MRC Institute of Genetic and Molecular Medicine, University of Edinburgh, Edinburgh, U.K.
Diabetes Centre, Victoria Hospital, Kirkcaldy, U.K.
Diabetes Care. 2020 Sep;43(9):2034-2041. doi: 10.2337/dc20-0120. Epub 2020 Jun 24.
In 2019, the European Society of Cardiology led and released new guidelines for diabetes cardiovascular risk management, reflecting recent evidence of cardiovascular disease (CVD) reduction with sodium-glucose cotransporter 2 inhibitors (SGLT-2is) and some glucagon-like peptide 1 receptor agonists (GLP-1RAs) in type 2 diabetes (T2D). A key recommendation is that all those with T2D who are (antihyperglycemic) drug naïve or on metformin monotherapy should be CVD risk stratified and an SGLT-2i or a GLP-1RA initiated in all those at high or very high risk, irrespective of glycated hemoglobin. We assessed the impact of these guidelines in Scotland were they introduced as is.
Using a nationwide diabetes register in Scotland, we did a cross-sectional analysis, using variables in our register for risk stratification at 1 January 2019. We were conservative in our definitions, assuming the absence of a risk factor where data were not available. The risk classifications were applied to people who were drug naïve or on metformin monotherapy and the anticipated prescribing change calculated.
Of the 265,774 people with T2D in Scotland, 53,194 (20.0% of those with T2D) were drug naïve, and 56,906 (21.4%) were on metformin monotherapy. Of these, 74.5% and 72.4%, respectively, were estimated as at least high risk given the guideline risk definitions.
Thus, 80,830 (30.4%) of all those with T2D ( = 265,774) would start one of these drug classes according to table 7 and figure 3 of the guideline.
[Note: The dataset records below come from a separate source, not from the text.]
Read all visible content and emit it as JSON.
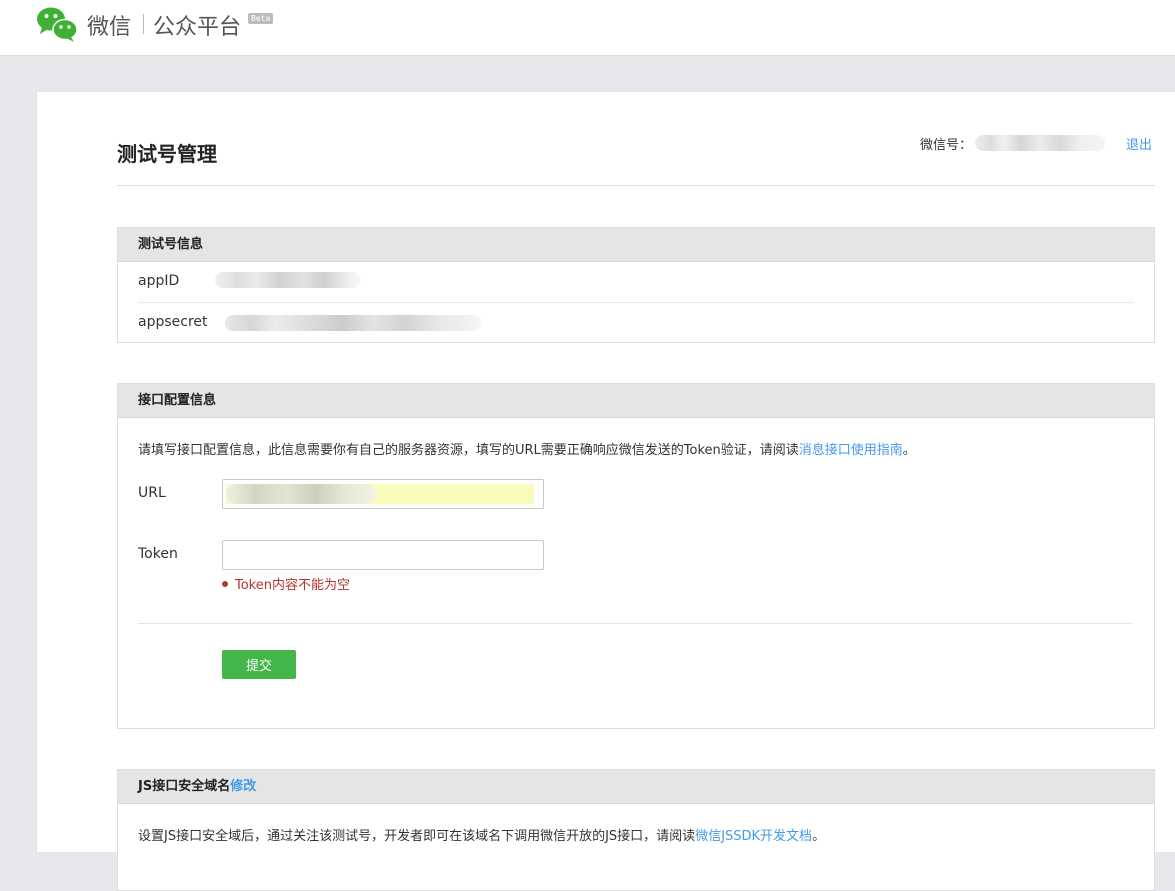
{
  "header": {
    "brand_name": "微信",
    "platform": "公众平台",
    "beta": "Beta"
  },
  "page": {
    "title": "测试号管理",
    "account_label": "微信号：",
    "logout": "退出"
  },
  "test_account": {
    "heading": "测试号信息",
    "rows": [
      {
        "label": "appID"
      },
      {
        "label": "appsecret"
      }
    ]
  },
  "interface_config": {
    "heading": "接口配置信息",
    "description": "请填写接口配置信息，此信息需要你有自己的服务器资源，填写的URL需要正确响应微信发送的Token验证，请阅读",
    "description_link": "消息接口使用指南",
    "description_end": "。",
    "url_label": "URL",
    "token_label": "Token",
    "token_value": "",
    "token_error": "Token内容不能为空",
    "submit": "提交"
  },
  "js_domain": {
    "heading": "JS接口安全域名",
    "edit": "修改",
    "description": "设置JS接口安全域后，通过关注该测试号，开发者即可在该域名下调用微信开放的JS接口，请阅读",
    "description_link": "微信JSSDK开发文档",
    "description_end": "。"
  },
  "colors": {
    "accent_link": "#459ae9",
    "primary_button": "#44b549",
    "error": "#b5342c",
    "url_autofill": "#fafcbb"
  }
}
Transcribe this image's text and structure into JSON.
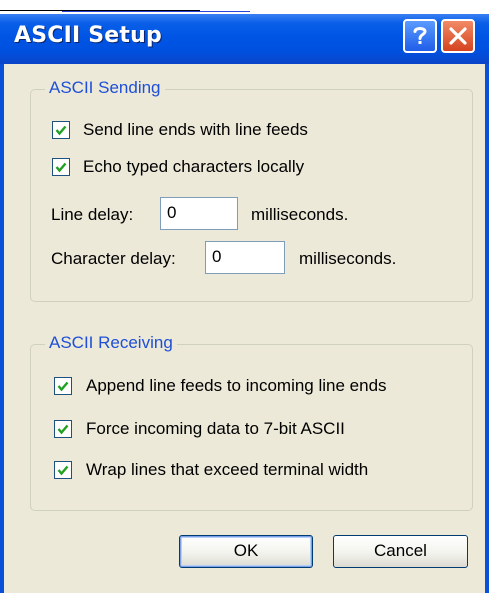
{
  "window": {
    "title": "ASCII Setup"
  },
  "titlebar": {
    "help_icon": "help-question-icon",
    "close_icon": "close-x-icon"
  },
  "sending": {
    "legend": "ASCII Sending",
    "send_line_ends": {
      "label": "Send line ends with line feeds",
      "checked": true
    },
    "echo_local": {
      "label": "Echo typed characters locally",
      "checked": true
    },
    "line_delay": {
      "label": "Line delay:",
      "value": "0",
      "unit": "milliseconds."
    },
    "char_delay": {
      "label": "Character delay:",
      "value": "0",
      "unit": "milliseconds."
    }
  },
  "receiving": {
    "legend": "ASCII Receiving",
    "append_lf": {
      "label": "Append line feeds to incoming line ends",
      "checked": true
    },
    "force_7bit": {
      "label": "Force incoming data to 7-bit ASCII",
      "checked": true
    },
    "wrap_lines": {
      "label": "Wrap lines that exceed terminal width",
      "checked": true
    }
  },
  "buttons": {
    "ok": "OK",
    "cancel": "Cancel"
  },
  "colors": {
    "title_bar": "#0055e5",
    "legend_text": "#1e4fd8",
    "dialog_bg": "#ece9d8",
    "check_mark": "#21a121"
  }
}
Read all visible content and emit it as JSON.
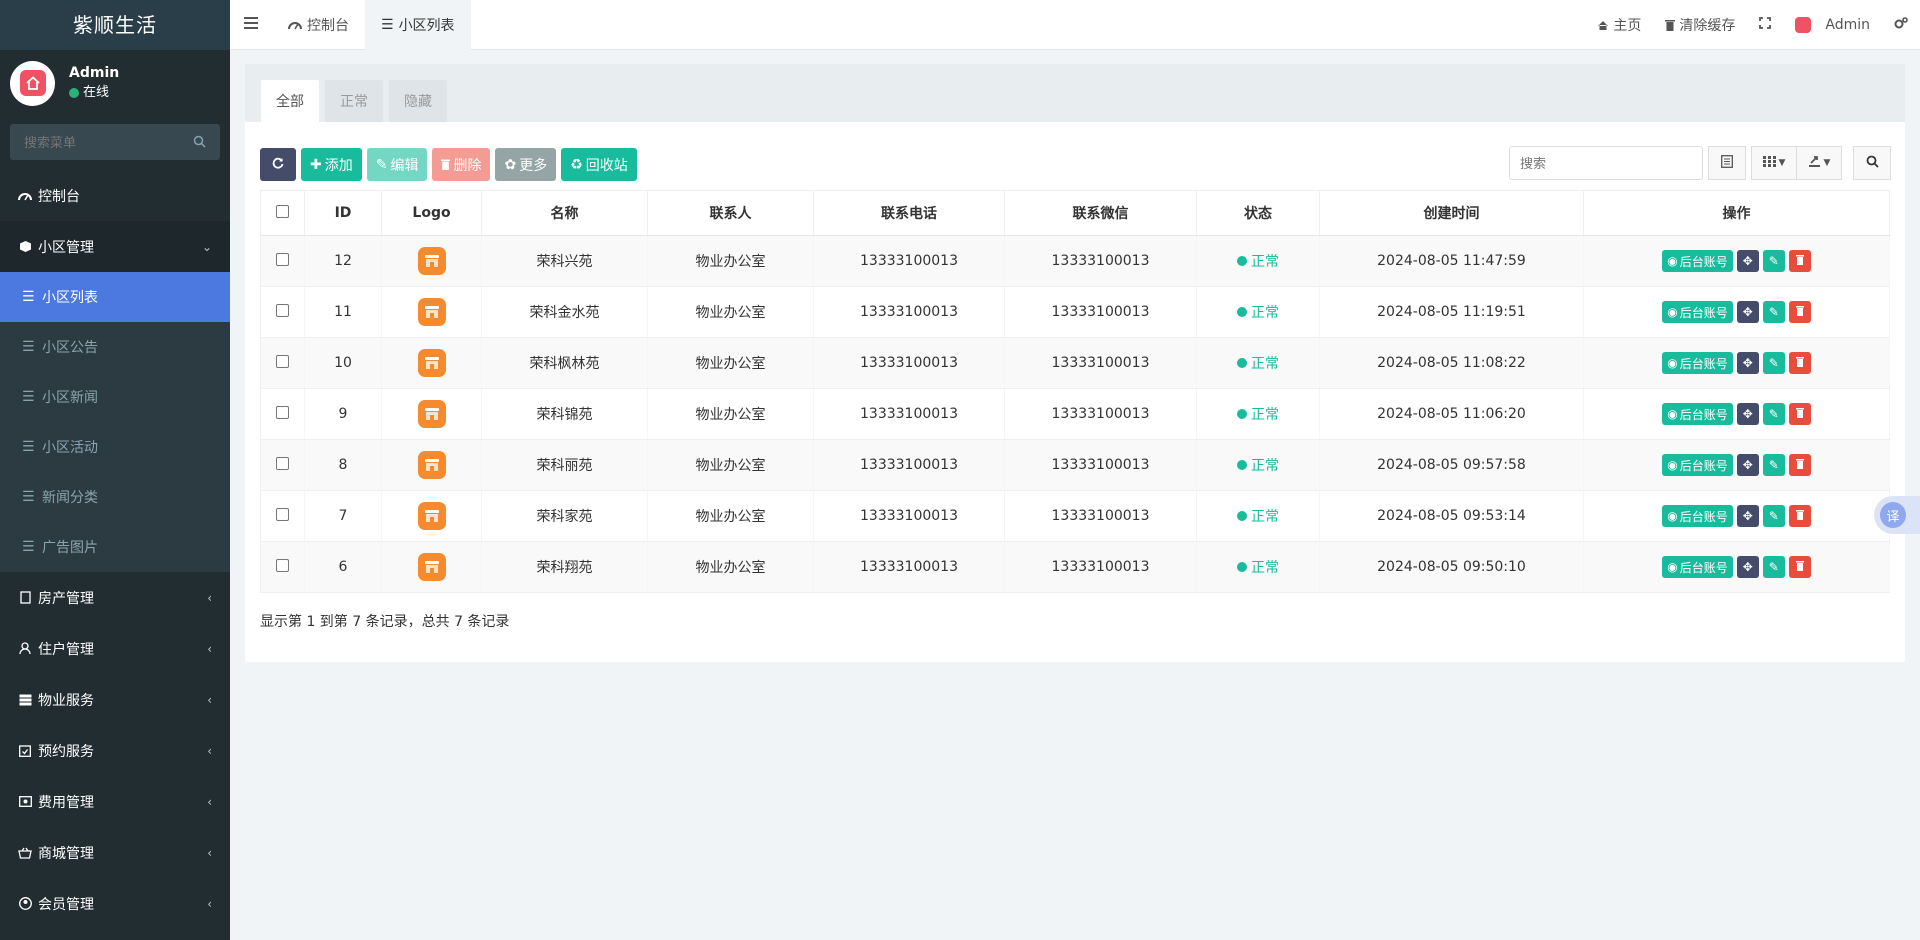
{
  "app": {
    "title": "紫顺生活"
  },
  "user": {
    "name": "Admin",
    "status": "在线"
  },
  "sidebar": {
    "search_placeholder": "搜索菜单",
    "dashboard": "控制台",
    "community": {
      "label": "小区管理",
      "items": [
        "小区列表",
        "小区公告",
        "小区新闻",
        "小区活动",
        "新闻分类",
        "广告图片"
      ]
    },
    "groups": [
      "房产管理",
      "住户管理",
      "物业服务",
      "预约服务",
      "费用管理",
      "商城管理",
      "会员管理"
    ]
  },
  "header": {
    "tabs": [
      "控制台",
      "小区列表"
    ],
    "home": "主页",
    "clear_cache": "清除缓存",
    "user": "Admin"
  },
  "panel": {
    "tabs": [
      "全部",
      "正常",
      "隐藏"
    ],
    "toolbar": {
      "add": "添加",
      "edit": "编辑",
      "delete": "删除",
      "more": "更多",
      "recycle": "回收站"
    },
    "search_placeholder": "搜索",
    "columns": [
      "ID",
      "Logo",
      "名称",
      "联系人",
      "联系电话",
      "联系微信",
      "状态",
      "创建时间",
      "操作"
    ],
    "account_btn": "后台账号",
    "rows": [
      {
        "id": "12",
        "name": "荣科兴苑",
        "contact": "物业办公室",
        "phone": "13333100013",
        "wechat": "13333100013",
        "status": "正常",
        "created": "2024-08-05 11:47:59"
      },
      {
        "id": "11",
        "name": "荣科金水苑",
        "contact": "物业办公室",
        "phone": "13333100013",
        "wechat": "13333100013",
        "status": "正常",
        "created": "2024-08-05 11:19:51"
      },
      {
        "id": "10",
        "name": "荣科枫林苑",
        "contact": "物业办公室",
        "phone": "13333100013",
        "wechat": "13333100013",
        "status": "正常",
        "created": "2024-08-05 11:08:22"
      },
      {
        "id": "9",
        "name": "荣科锦苑",
        "contact": "物业办公室",
        "phone": "13333100013",
        "wechat": "13333100013",
        "status": "正常",
        "created": "2024-08-05 11:06:20"
      },
      {
        "id": "8",
        "name": "荣科丽苑",
        "contact": "物业办公室",
        "phone": "13333100013",
        "wechat": "13333100013",
        "status": "正常",
        "created": "2024-08-05 09:57:58"
      },
      {
        "id": "7",
        "name": "荣科家苑",
        "contact": "物业办公室",
        "phone": "13333100013",
        "wechat": "13333100013",
        "status": "正常",
        "created": "2024-08-05 09:53:14"
      },
      {
        "id": "6",
        "name": "荣科翔苑",
        "contact": "物业办公室",
        "phone": "13333100013",
        "wechat": "13333100013",
        "status": "正常",
        "created": "2024-08-05 09:50:10"
      }
    ],
    "summary": "显示第 1 到第 7 条记录，总共 7 条记录"
  },
  "translate_label": "译",
  "colors": {
    "sidebar": "#222d32",
    "active": "#4b79e0",
    "success": "#18bc9c",
    "danger": "#e74c3c"
  }
}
The sizeable impact on drug budgets, enhanced clinical monitoring, and the trade-off with reduced CVD-related health care costs will need careful consideration.
2019 年,欧洲心脏病学会主导并发布了新的糖尿病心血管风险管理指南,反映了最近在 2 型糖尿病(T2D)中使用钠-葡萄糖共转运蛋白 2 抑制剂(SGLT-2i)和一些胰高血糖素样肽 1 受体激动剂(GLP-1RAs)降低心血管疾病(CVD)的证据。一个关键建议是,所有新诊断或正在接受二甲双胍单药治疗的 T2D 患者,均应进行 CVD 风险分层,并在所有高危或极高危患者中启动 SGLT-2i 或 GLP-1RA,无论糖化血红蛋白水平如何。我们评估了这些指南在苏格兰实施时的影响。
我们使用苏格兰全国性糖尿病登记处进行了一项横断面分析,使用登记处中的变量在 2019 年 1 月 1 日进行风险分层。我们的定义较为保守,即数据不可用时,假设不存在风险因素。将风险分类应用于新诊断或正在接受二甲双胍单药治疗的患者,并计算预期的处方改变。
在苏格兰的 265774 名 T2D 患者中,53194 名(T2D 患者的 20.0%)为新诊断患者,56906 名(21.4%)正在接受二甲双胍单药治疗。根据指南的风险定义,这些患者中分别有 74.5%和 72.4%被认为至少为高危。
因此,根据指南表 7 和图 3,所有 T2D 患者(=265774 人)中有 80830 人(30.4%)将开始使用这些药物类别之一。这对药物预算、强化临床监测以及与降低 CVD 相关医疗保健成本的权衡产生了重大影响,需要仔细考虑。